The Marriage Pact

Alice filled her glass with water from the tap. “It’s all about focus, Dave said. Each day, life tries to pull us in a thousand different directions. Sometimes, a shiny object catches our eye and we have to have it. It’s when these things demand priority over marriage that we get into trouble.” She sank back into her chair. “Dave said that work is especially insidious. He said that we spend so much time with our co-workers, we invest so much of our time and mental pursuits in our profession, that it’s easy to forget that it shouldn’t be our main priority.”

“I wouldn’t entirely argue with that.” I thought of Alice’s late nights before the bracelet and how the gears of my own mind sometimes churned all night long with concerns about my clients and their problems.

Alice mimicked Dave’s deep voice. “?‘Don’t get me wrong, Alice. Work is very important to all of us. Look around. You’ve seen the models in my conference room, you’ve seen the photos of past projects in the lobby.’ Then he brags about how the structure he helped design for the Jenkinses’ guest place out at Point Arena, Pin Sur Mer—”

“Jeez, name-drop much?” The Jenkinses owned a good percentage of the commercial buildings on the Peninsula, and Pin Sur Mer had been in the paper several times, not to mention Architectural Digest. I was growing increasingly irritated with Dave.

“I know. Anyway, he goes on about how he put a gazillion hours into it, how he spent three full months fighting with the architect.”

“Pin Sur Mer,” I said. “How pretentious.”

Alice picked at her mango salad.

“He told me how he lost himself in the project, how his priorities got all fucked up. ‘Maybe you don’t want to hear this right now, Alice,’ he said, ‘but I’m glad I had The Pact to help me refocus and see what was important. It was very difficult, I won’t lie, but I’m glad they were there for me, and I wish they’d done it earlier.’ Then he listed off a bunch of awards Pin Sur Mer won, but—” Alice did the voice again: “?‘Not a single project, not a single detail, not a single bolt on any of these projects is as important as my wife or my family. Pin Sur Mer isn’t there for me at the end of the day. Kerri is. Without her, I would be adrift.’?”

“You’re sure we met Kerri at the party?” I asked, still trying to picture her.

“Yes, remember? The sculptor slash painter slash writer in the Jimmy Choos. Personally, if I had to pick between Kerri and Pin Sur Mer, I might be tempted to take the house. Anyway, ‘The Pact,’ he tells me, ‘is special. I know it’s early for you, and maybe you’re still trying to figure it out. But just let me tell you this: The Pact knows the fuck what it’s talking about.’?”

“Yikes.”

“He said that twenty years from now, we’d be sitting next to each other at a quarterly dinner, laughing about this small misunderstanding.”
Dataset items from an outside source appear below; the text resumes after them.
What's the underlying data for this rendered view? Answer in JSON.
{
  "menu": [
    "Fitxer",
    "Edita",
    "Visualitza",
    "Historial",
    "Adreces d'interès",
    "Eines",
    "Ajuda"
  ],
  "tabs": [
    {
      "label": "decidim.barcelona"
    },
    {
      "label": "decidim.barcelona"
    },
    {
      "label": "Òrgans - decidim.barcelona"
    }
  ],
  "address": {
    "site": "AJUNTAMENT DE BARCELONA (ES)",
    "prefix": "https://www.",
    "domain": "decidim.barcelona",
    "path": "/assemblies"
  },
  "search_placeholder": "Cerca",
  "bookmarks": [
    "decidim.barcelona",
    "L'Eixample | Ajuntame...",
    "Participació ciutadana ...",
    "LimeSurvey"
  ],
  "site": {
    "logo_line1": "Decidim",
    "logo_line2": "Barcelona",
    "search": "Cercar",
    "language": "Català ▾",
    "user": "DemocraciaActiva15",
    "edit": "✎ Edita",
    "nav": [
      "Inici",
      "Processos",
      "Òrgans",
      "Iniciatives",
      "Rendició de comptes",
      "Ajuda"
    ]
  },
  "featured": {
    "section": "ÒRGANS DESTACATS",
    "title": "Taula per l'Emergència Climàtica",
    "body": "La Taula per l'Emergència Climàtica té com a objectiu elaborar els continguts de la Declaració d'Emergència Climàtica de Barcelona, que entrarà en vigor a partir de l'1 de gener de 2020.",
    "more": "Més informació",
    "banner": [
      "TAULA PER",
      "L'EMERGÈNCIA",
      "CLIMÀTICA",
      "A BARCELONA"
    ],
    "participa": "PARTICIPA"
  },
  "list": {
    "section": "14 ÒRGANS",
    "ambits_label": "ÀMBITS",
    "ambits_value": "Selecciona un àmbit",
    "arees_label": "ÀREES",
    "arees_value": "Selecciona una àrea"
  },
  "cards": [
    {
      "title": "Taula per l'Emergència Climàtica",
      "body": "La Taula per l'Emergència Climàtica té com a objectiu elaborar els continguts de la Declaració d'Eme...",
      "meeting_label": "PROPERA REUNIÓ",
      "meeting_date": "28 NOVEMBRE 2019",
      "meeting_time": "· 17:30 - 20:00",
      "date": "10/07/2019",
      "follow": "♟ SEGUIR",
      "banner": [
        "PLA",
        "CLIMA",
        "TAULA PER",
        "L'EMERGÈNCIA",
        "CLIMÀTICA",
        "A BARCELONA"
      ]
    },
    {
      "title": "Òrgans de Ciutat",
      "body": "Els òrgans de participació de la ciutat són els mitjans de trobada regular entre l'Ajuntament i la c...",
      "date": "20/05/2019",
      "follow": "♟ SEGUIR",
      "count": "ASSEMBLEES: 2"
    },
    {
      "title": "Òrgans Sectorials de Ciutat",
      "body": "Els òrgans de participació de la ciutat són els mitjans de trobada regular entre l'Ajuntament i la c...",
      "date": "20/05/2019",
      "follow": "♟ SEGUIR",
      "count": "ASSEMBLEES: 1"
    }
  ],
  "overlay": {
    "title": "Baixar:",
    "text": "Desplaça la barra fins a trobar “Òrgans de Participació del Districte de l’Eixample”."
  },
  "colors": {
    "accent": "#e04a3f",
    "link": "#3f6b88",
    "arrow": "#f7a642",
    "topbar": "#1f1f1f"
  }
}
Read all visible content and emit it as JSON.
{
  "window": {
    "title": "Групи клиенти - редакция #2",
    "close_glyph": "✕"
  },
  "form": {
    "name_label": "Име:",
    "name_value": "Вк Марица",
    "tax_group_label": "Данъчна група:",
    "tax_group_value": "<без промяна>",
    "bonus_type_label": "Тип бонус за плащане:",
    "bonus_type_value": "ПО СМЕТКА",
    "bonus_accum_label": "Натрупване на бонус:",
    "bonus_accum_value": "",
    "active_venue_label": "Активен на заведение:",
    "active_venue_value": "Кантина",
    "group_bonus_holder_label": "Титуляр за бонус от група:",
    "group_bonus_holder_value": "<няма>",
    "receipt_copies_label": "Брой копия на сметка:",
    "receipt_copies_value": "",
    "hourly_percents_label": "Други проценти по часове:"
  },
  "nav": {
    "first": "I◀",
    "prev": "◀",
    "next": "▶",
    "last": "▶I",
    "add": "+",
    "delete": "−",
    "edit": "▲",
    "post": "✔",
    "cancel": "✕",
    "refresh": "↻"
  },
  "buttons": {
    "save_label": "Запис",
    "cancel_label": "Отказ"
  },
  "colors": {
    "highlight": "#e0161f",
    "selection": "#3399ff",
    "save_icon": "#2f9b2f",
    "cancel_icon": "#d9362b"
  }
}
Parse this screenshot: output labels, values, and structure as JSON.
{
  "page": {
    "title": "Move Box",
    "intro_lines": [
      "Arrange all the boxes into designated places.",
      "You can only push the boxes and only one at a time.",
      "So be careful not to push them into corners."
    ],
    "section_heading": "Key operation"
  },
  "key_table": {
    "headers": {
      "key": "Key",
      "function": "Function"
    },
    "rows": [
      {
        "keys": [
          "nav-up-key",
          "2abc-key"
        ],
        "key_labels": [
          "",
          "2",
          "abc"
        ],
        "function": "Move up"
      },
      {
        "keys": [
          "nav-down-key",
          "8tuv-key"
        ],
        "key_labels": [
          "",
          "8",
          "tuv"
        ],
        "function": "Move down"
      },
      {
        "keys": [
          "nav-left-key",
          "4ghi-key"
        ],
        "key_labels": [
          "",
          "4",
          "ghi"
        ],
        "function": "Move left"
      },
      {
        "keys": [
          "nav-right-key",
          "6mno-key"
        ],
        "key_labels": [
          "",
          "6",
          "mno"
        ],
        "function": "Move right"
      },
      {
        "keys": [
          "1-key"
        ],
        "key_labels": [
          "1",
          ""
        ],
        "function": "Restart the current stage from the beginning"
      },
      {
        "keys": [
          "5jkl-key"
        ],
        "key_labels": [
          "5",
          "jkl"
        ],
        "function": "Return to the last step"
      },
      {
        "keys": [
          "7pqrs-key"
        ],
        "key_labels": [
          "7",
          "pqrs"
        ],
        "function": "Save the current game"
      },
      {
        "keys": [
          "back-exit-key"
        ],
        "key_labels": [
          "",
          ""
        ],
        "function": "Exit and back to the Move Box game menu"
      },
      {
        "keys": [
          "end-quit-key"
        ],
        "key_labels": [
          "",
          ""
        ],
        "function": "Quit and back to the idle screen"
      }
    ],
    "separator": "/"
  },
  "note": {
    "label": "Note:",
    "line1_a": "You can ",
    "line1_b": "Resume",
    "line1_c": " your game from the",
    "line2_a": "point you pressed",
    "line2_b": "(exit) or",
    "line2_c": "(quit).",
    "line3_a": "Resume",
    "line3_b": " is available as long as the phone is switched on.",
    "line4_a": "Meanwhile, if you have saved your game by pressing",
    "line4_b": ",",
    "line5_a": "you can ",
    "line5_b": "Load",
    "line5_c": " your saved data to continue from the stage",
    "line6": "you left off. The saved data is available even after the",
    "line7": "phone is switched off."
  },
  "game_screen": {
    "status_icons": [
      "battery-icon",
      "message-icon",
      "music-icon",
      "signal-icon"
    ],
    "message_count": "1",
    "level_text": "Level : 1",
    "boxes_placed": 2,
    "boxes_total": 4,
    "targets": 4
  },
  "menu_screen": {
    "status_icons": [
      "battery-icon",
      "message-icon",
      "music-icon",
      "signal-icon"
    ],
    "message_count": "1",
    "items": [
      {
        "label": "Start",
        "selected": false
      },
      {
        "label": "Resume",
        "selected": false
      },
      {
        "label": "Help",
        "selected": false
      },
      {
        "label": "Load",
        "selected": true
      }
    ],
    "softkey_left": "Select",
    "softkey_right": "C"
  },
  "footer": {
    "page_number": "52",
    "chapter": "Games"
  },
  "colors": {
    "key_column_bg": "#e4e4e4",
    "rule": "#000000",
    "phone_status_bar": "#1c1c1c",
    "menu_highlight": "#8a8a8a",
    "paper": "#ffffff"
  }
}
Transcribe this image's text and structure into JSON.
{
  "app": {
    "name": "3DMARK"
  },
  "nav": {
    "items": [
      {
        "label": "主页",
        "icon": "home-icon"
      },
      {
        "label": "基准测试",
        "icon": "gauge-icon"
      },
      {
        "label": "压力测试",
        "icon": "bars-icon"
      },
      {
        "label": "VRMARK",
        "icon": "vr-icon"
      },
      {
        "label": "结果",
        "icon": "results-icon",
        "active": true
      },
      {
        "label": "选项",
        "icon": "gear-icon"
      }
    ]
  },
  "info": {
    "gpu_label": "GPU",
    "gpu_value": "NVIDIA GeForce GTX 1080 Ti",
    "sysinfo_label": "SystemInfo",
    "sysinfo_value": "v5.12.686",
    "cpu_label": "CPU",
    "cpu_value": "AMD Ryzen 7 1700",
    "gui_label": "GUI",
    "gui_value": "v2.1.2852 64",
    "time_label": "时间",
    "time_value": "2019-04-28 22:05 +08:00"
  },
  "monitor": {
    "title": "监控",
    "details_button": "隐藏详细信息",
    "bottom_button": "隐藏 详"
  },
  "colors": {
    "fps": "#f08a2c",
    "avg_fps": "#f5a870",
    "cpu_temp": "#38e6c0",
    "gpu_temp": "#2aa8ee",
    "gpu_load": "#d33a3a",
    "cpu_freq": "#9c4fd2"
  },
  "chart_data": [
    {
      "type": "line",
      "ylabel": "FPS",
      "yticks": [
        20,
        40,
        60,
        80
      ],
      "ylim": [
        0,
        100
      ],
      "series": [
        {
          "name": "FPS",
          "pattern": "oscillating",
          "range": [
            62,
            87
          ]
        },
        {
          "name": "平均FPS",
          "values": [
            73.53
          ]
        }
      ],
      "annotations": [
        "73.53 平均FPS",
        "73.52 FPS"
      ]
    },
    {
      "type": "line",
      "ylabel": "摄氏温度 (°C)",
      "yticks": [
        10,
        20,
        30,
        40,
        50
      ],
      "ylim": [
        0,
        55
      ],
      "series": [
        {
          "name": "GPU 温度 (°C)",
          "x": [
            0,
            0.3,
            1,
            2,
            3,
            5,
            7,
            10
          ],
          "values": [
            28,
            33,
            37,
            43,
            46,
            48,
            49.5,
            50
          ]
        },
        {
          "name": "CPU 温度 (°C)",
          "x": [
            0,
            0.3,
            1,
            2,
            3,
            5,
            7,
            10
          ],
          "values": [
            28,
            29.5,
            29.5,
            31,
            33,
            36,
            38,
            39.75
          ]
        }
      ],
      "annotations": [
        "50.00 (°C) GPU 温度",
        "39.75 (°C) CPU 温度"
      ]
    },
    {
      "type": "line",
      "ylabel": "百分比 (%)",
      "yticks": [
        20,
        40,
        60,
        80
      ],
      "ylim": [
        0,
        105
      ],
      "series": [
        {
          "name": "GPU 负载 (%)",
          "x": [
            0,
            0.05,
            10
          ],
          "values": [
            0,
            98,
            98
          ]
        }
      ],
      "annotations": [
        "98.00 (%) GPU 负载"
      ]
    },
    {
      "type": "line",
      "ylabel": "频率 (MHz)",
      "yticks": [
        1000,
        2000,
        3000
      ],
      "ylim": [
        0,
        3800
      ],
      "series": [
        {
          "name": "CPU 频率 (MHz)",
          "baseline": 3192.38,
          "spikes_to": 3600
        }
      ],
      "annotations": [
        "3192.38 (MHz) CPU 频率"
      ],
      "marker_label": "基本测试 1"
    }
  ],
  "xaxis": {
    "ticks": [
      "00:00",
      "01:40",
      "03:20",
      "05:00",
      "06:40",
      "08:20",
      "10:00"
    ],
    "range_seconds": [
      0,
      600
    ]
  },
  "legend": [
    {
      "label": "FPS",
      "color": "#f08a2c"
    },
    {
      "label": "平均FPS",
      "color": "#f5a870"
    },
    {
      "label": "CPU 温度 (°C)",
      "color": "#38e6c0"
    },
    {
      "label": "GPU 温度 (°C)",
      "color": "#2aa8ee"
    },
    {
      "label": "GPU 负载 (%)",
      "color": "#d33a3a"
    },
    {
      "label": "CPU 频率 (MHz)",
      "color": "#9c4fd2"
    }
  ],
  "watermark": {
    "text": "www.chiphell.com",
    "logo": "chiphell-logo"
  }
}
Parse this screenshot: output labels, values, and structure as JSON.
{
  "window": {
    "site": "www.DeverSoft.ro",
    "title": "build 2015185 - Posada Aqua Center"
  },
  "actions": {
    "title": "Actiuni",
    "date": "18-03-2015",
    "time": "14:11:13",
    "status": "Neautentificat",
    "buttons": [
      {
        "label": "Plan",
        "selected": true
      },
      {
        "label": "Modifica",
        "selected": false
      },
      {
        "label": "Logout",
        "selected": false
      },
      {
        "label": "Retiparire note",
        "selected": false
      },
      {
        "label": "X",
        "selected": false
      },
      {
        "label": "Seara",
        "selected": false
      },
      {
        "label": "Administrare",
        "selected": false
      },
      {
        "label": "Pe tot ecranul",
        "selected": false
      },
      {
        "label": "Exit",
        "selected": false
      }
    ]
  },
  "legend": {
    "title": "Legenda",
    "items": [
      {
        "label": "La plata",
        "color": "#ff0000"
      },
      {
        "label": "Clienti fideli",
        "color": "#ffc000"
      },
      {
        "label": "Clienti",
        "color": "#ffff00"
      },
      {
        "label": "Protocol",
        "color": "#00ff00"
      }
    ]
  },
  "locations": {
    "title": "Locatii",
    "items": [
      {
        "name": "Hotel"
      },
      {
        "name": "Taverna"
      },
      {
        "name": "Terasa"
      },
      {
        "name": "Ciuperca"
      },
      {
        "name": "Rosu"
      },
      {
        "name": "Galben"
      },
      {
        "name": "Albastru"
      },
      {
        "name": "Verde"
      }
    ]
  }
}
“Twenty years? I don’t think so.”

“?‘You will thank me,’ he said, ‘and you and Jake will be happy that Finnegan brought The Pact into your lives. Right now, maybe not so much, but that’s a hurdle we have to cross. Right now, it’s my job to help get your priorities properly aligned, Alice. It’s my job to help rid you of your wrong thinking.’?”

I thought of a seminar on propaganda I’d taken back in college. “Didn’t Mao use the phrase ‘wrong thinking’ during the Cultural Revolution?”

“Probably.” Alice sighed. “The whole speech sounded very authoritarian. ‘I like you, Alice,’ Dave said, ‘and Jake seems like a good guy. The work-home balance is tough. That’s why we need to make a mind readjustment and get you refocused.’?”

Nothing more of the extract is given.